A bad faith claim is an extremely powerful tool for insureds, as tort remedies allow the insured to pursue all consequential damages, including emotional distress and a claim for punitive damages.

The duty of good faith and fair dealing is “is unconditional and independent” of any obligations owed by the policyholder. (Gruenberg v. Aetna Insurance Company (1973) 9 Cal.3d 556, 578.)  To pursue an insurance bad faith case, an insured must prove his insurance company unreasonably withheld policy benefits.  The key is unreasonable conduct.  If the insured can show that the insurance company failed to pay benefits unreasonably, the insured can recover tort damages, and potentially punitive damages, in addition to contract damages.

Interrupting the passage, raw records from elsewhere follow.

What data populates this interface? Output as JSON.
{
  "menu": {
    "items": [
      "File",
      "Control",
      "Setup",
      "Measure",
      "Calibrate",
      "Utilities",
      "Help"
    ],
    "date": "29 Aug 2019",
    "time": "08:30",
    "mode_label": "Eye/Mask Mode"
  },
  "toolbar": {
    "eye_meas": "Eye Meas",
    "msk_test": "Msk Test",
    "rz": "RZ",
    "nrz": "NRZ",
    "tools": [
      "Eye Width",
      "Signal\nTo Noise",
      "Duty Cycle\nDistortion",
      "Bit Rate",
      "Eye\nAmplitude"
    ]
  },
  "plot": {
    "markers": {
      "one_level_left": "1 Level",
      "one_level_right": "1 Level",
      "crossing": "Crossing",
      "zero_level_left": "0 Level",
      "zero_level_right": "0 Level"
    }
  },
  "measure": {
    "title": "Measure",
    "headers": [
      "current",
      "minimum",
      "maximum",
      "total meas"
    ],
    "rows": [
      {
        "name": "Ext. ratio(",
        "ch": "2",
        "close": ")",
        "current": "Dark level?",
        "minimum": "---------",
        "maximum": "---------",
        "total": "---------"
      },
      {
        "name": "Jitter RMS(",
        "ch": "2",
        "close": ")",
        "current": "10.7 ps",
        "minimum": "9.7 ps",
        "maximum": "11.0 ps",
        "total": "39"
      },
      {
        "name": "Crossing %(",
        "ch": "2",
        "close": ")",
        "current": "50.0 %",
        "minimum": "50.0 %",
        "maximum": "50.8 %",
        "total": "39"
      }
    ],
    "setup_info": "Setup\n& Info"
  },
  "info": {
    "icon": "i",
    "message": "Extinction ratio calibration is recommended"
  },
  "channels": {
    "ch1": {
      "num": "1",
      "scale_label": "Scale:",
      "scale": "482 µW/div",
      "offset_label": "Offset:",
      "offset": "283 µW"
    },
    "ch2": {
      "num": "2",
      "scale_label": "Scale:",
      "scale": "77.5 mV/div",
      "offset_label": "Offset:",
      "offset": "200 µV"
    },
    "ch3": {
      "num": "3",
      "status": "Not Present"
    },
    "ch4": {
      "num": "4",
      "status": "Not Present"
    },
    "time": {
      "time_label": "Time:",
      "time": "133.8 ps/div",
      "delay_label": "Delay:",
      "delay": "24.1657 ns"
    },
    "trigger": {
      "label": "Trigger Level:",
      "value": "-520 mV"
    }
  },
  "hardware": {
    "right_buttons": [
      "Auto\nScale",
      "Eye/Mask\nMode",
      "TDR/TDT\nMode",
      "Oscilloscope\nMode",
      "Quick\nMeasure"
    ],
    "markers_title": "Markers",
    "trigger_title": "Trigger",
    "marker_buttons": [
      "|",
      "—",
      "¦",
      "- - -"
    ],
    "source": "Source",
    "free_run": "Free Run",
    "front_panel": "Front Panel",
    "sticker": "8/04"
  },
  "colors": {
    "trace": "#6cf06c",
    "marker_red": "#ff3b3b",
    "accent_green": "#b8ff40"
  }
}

An insurance company’s unreasonable conduct in withholding benefits can occur in a myriad of contexts.  This includes unreasonably investigating the claim, interpreting the policy, estimating the damages, and making settlement offers.  Any such unreasonable conduct gives rise to a bad faith case if policy benefits were withheld.

Not all states allow for tort claims for breach of an insurance policy as California does.  This is an important rule that insurance companies are well aware of.  Potential bad faith liability is a threat which insurance companies take seriously.  Insurance companies don’t like being sued for bad faith, as they do not face such rules throughout the country.

In making an insurance claim in California, policyholders should be aware they are in a state that has uniquely favorable law protecting policyholders.  The rules relating to good faith and fair dealing with respect to insurance policies and claims provide a potent tool for California insureds who have been denied insurance benefits unreasonably.